Applying large amounts of pesticides to farm fields can have negative effects on babies born to mothers living nearby, according to new research.
The data-crunching study published in Nature Communications looked at the farm-heavy San Joaquin Valley in California, where a variety of pesticides get applied to dozens of different crops including fruits, vegetables and nuts.
Researchers matched birth records for more than a half-million babies born between 1997-2011 to pesticide application rates for a one-square-mile region including the mother’s address.
Most babies were fine. In fact, researchers had to look at the five percent exposed to the highest amount of pesticides to find meaningful impacts, and it was the top one percent--those presumably exposed to the most pesticides--that showed lower birth weights, shorter gestation lengths and adverse birth outcomes.
“We see these important effects, but just for a small subset of the population living in this agriculturally dominated region,” says study author Ashley Larsen, an assistant professor in the Bren School of Environmental Science & Management at the University of California, Santa Barbara. “We’re working on trying to understand what’s behind these hotspots of pesticide use and when they occur.”
Larsen and her colleagues drew upon California’s database of pesticide application, which correlates the amount of pesticide active ingredients applied to a specific geographic area. Larsen says California regulations are unique in requiring this degree of public information on pesticide use.

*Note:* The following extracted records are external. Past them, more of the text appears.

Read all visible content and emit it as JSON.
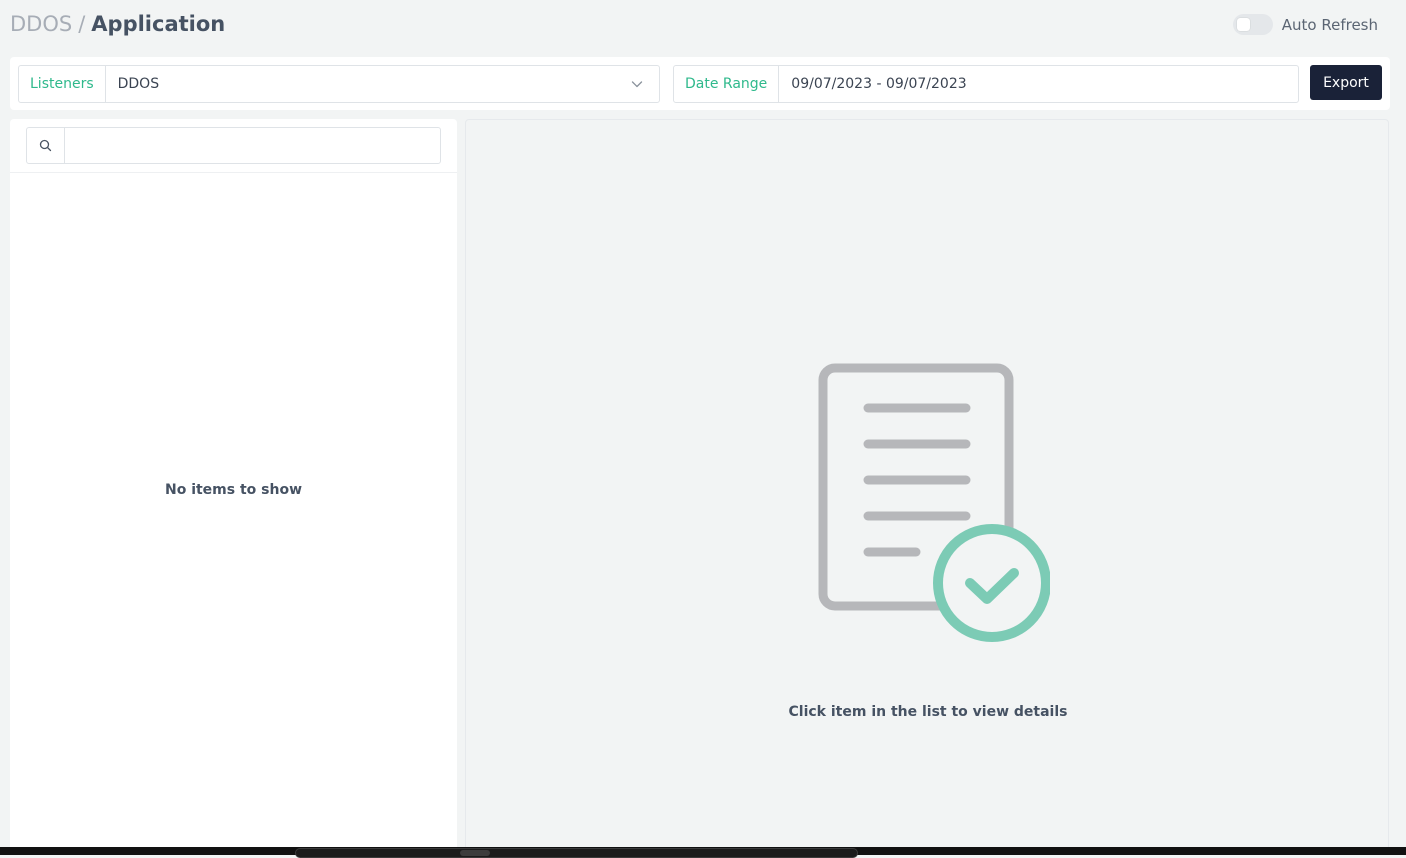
{
  "header": {
    "breadcrumb": {
      "parent": "DDOS",
      "separator": "/",
      "current": "Application"
    },
    "auto_refresh": {
      "label": "Auto Refresh",
      "enabled": false
    }
  },
  "filters": {
    "listeners": {
      "label": "Listeners",
      "value": "DDOS"
    },
    "date_range": {
      "label": "Date Range",
      "value": "09/07/2023 - 09/07/2023"
    },
    "export_label": "Export"
  },
  "list_panel": {
    "search": {
      "value": "",
      "placeholder": ""
    },
    "empty_message": "No items to show"
  },
  "detail_panel": {
    "hint": "Click item in the list to view details",
    "illustration_icon": "document-check-icon"
  },
  "colors": {
    "accent": "#2fb98c",
    "check_circle": "#7ccbb5",
    "document_stroke": "#b6b7ba",
    "button_bg": "#1a2238",
    "text_primary": "#465263",
    "text_muted": "#a7adb6"
  },
  "icons": {
    "search": "search-icon",
    "dropdown": "chevron-down-icon"
  }
}
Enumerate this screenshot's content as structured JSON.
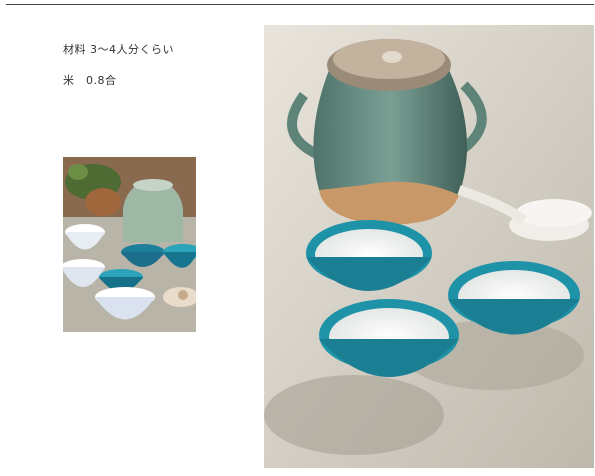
{
  "ingredients": {
    "heading": "材料 3〜4人分くらい",
    "rice": "米　0.8合"
  },
  "images": {
    "small_photo": {
      "subject": "celadon-pot-with-blue-patterned-bowls"
    },
    "large_photo": {
      "subject": "celadon-pot-with-three-bowls-of-rice-porridge-and-spoons"
    }
  },
  "colors": {
    "rule": "#444444",
    "text": "#333333",
    "celadon": "#6f9186",
    "turquoise": "#1e93a8",
    "terracotta": "#b98a5c",
    "floor": "#d8d3c8"
  }
}
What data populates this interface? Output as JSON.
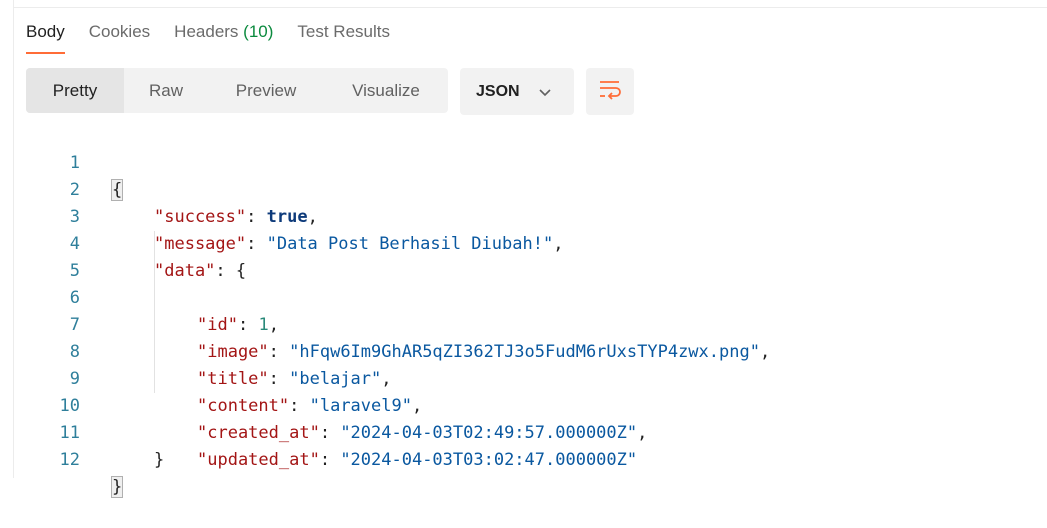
{
  "tabs": [
    {
      "label": "Body"
    },
    {
      "label": "Cookies"
    },
    {
      "label": "Headers",
      "count": "(10)"
    },
    {
      "label": "Test Results"
    }
  ],
  "view_modes": [
    {
      "label": "Pretty"
    },
    {
      "label": "Raw"
    },
    {
      "label": "Preview"
    },
    {
      "label": "Visualize"
    }
  ],
  "format": {
    "selected": "JSON"
  },
  "colors": {
    "accent": "#ff6c37",
    "count": "#0b8a3e",
    "key": "#a31515",
    "string": "#0a58a0",
    "number": "#2a8a7a",
    "keyword": "#0d3a7a"
  },
  "code": {
    "line_numbers": [
      "1",
      "2",
      "3",
      "4",
      "5",
      "6",
      "7",
      "8",
      "9",
      "10",
      "11",
      "12"
    ],
    "tokens": {
      "open_brace": "{",
      "close_brace": "}",
      "colon": ": ",
      "comma": ",",
      "success_key": "\"success\"",
      "success_val": "true",
      "message_key": "\"message\"",
      "message_val": "\"Data Post Berhasil Diubah!\"",
      "data_key": "\"data\"",
      "id_key": "\"id\"",
      "id_val": "1",
      "image_key": "\"image\"",
      "image_val": "\"hFqw6Im9GhAR5qZI362TJ3o5FudM6rUxsTYP4zwx.png\"",
      "title_key": "\"title\"",
      "title_val": "\"belajar\"",
      "content_key": "\"content\"",
      "content_val": "\"laravel9\"",
      "created_key": "\"created_at\"",
      "created_val": "\"2024-04-03T02:49:57.000000Z\"",
      "updated_key": "\"updated_at\"",
      "updated_val": "\"2024-04-03T03:02:47.000000Z\""
    }
  }
}
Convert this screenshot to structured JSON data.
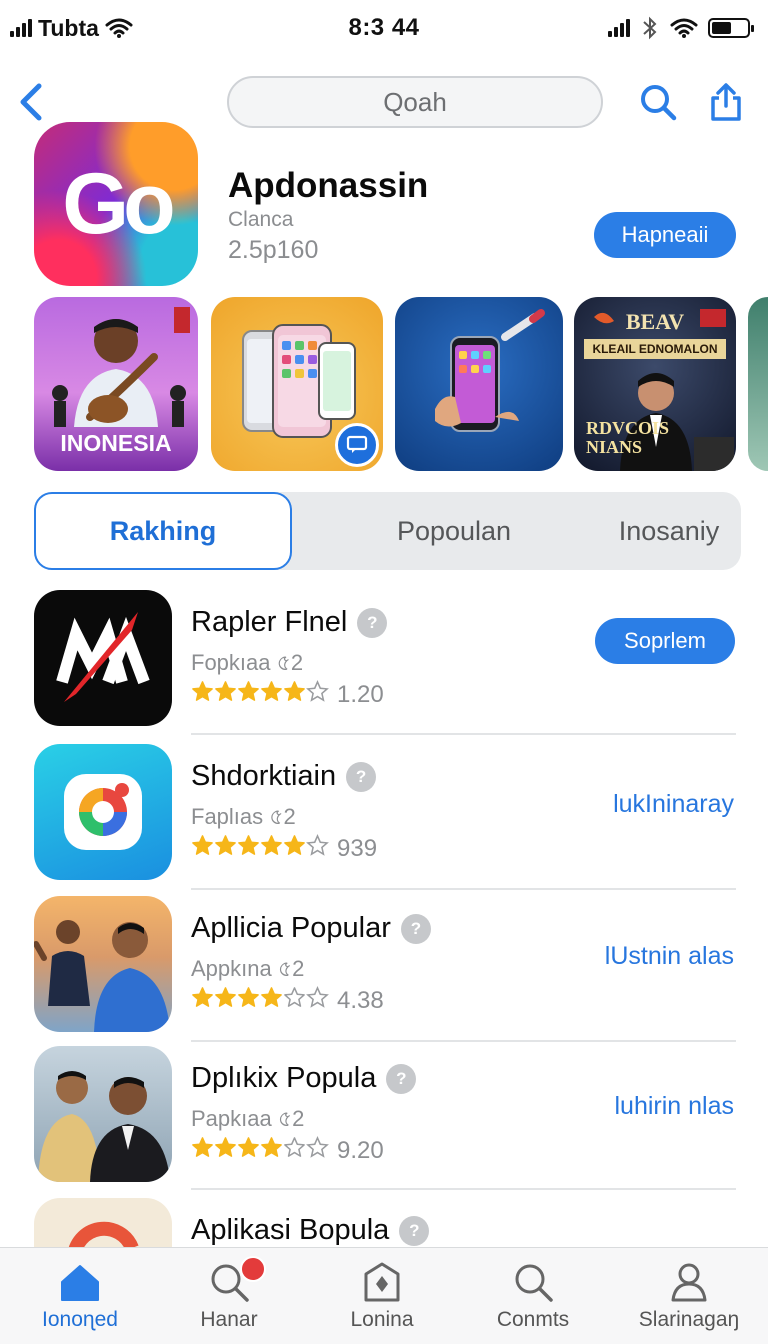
{
  "status_bar": {
    "carrier": "Tubta",
    "time": "8:3 44"
  },
  "nav": {
    "search_placeholder": "Qoah"
  },
  "featured": {
    "icon_text": "Go",
    "title": "Apdonassin",
    "subtitle": "Clanca",
    "size": "2.5p160",
    "button_label": "Hapneaii"
  },
  "screenshots": {
    "shot1_caption": "INONESIA",
    "shot4_heading": "BEAV",
    "shot4_banner": "KLEAIL EDNOMALON",
    "shot4_footer_line1": "RDVCOIS",
    "shot4_footer_line2": "NIANS"
  },
  "segments": [
    "Rakhing",
    "Popoulan",
    "Inosaniy"
  ],
  "apps": [
    {
      "name": "Rapler Flnel",
      "sub": "Fopkıaa ৫2",
      "stars": 5,
      "rating": "1.20",
      "action": "Soprlem",
      "action_type": "button"
    },
    {
      "name": "Shdorktiain",
      "sub": "Faplıas ৫2",
      "stars": 5,
      "rating": "939",
      "action": "lukIninaray",
      "action_type": "link"
    },
    {
      "name": "Apllicia Popular",
      "sub": "Appkına ৫2",
      "stars": 4,
      "rating": "4.38",
      "action": "lUstnin alas",
      "action_type": "link"
    },
    {
      "name": "Dplıkix Popula",
      "sub": "Papkıaa ৫2",
      "stars": 4,
      "rating": "9.20",
      "action": "luhirin nlas",
      "action_type": "link"
    },
    {
      "name": "Aplikasi Bopula",
      "sub": "",
      "stars": 0,
      "rating": "",
      "action": "",
      "action_type": "none"
    }
  ],
  "tabs": [
    "Ionoɳed",
    "Hanar",
    "Lonina",
    "Conmts",
    "Slarinagaŋ"
  ],
  "colors": {
    "accent": "#2b7ee6",
    "star": "#f6b619",
    "badge": "#e33b3b"
  },
  "icons": {
    "back": "chevron-left-icon",
    "search": "search-icon",
    "share": "share-icon",
    "home": "home-icon",
    "tab_search": "search-icon",
    "apps": "apps-icon",
    "profile": "person-icon"
  }
}
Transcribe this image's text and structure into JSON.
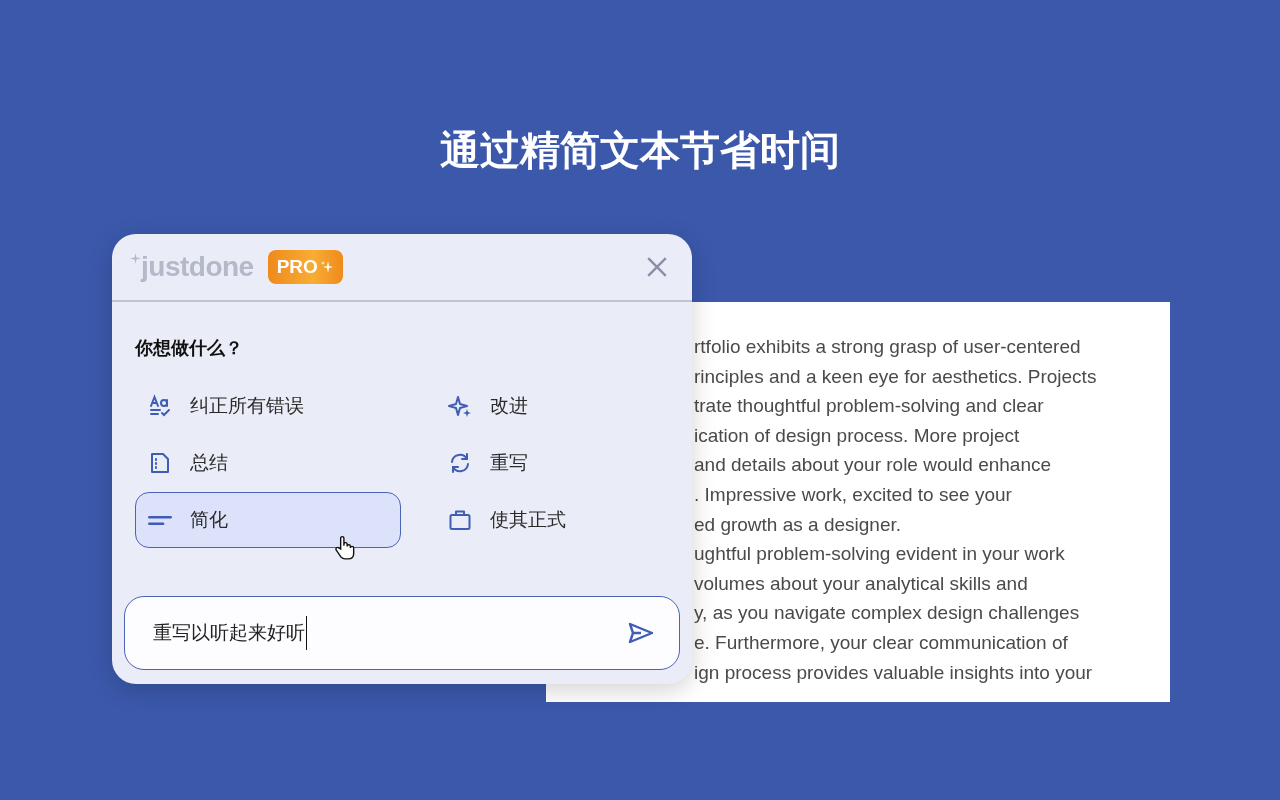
{
  "title": "通过精简文本节省时间",
  "panel": {
    "logo": "justdone",
    "badge": "PRO",
    "question": "你想做什么？",
    "options": [
      {
        "label": "纠正所有错误",
        "kind": "spellcheck",
        "selected": false
      },
      {
        "label": "改进",
        "kind": "sparkle",
        "selected": false
      },
      {
        "label": "总结",
        "kind": "document",
        "selected": false
      },
      {
        "label": "重写",
        "kind": "refresh",
        "selected": false
      },
      {
        "label": "简化",
        "kind": "lines",
        "selected": true
      },
      {
        "label": "使其正式",
        "kind": "briefcase",
        "selected": false
      }
    ],
    "input": {
      "value": "重写以听起来好听"
    }
  },
  "document": {
    "lines": [
      "rtfolio exhibits a strong grasp of user-centered",
      "rinciples and a keen eye for aesthetics. Projects",
      "trate thoughtful problem-solving and clear",
      "ication of design process. More project",
      "and details about your role would enhance",
      ". Impressive work, excited to see your",
      "ed growth as a designer.",
      "ughtful problem-solving evident in your work",
      "volumes about your analytical skills and",
      "y, as you navigate complex design challenges",
      "e. Furthermore, your clear communication of",
      "ign process provides valuable insights into your"
    ]
  }
}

Still, this research is not able to pinpoint any individual problem chemical. The study looks only at aggregate active ingredients. In California, insecticides and fungicides are very widely used, while herbicides are less dominant.
In the Midwest, herbicides are the dominant pesticide used on row crops such as corn and soybeans. Still, Alan Kolok, director of the Nebraska Watershed Network, says there are some lessons for the Midwest.
“Overall, the population is safe,” Kolok says. “The risk of pesticides, even in the San Joaquin Valley to the Californians, is not really an issue for 95 percent of the population. However, there is a tail of the population, 5 percent or 1 percent or 1/10 of 1 percent, those individuals that are getting really high loads of chemical in their local environments, that are experiencing adverse impacts.”
Kolok says there is no way to directly compare the exposure that group faced to any region or population in the Midwest. But people concerned about pesticide exposure here can still learn from the results.
“The takehome message for out here is, when would there be periods in Iowa and Nebraska when you, you personally, might fall into that tail?” he asked, referring to the sliver of the population adversely affected. “And one time might be spring, as opposed to winter or summer or fall, because that’s when herbicides in Iowa and Nebraska are applied.”
He says pregnant women living close to farm fields in the Midwest might decide to limit their exposure to the spring application of pesticides.
Kolok and Larsen both say the results from the California study could also help agriculture and public health officials design ways to mitigate the risk in the regions where the largest exposures occur.
“The real shining ray of hope is this isn’t Rachel Carson with Silent Spring and DDT,” Kolok says, referring to the 1962 book widely credited with raising alarm bells about the risks of pesticide use, “where birds are falling out of the sky and bald eagles are on the verge of extinction.”
Rather, Kolok sees this study saying almost the opposite.
“Our environment is comparatively clean,” he says, “the only issue is not that we’re all contaminated with pesticides. The issue is that there are spots that are contaminated.”
That’s a manageable-sized problem to approach, he says.
“You can identify really significant sources [of exposure], and by identifying those significant sources and taking steps to remediate them, you could actually have a noticeable, significant impact on the health of a small percentage of the public,” Kolok says.
In the Midwest today, though, Kolok says such fine-resolution data on pesticide application is not available.
Larsen says she’s hopeful the study will lead to proactive efforts to reduce risk.
“Particularly where we have this pesticide-use data,” she says, “that policy makers, or (medical) practitioners even, could interact with individuals who are at the highest risk at prenatal care visits or something of the sort.”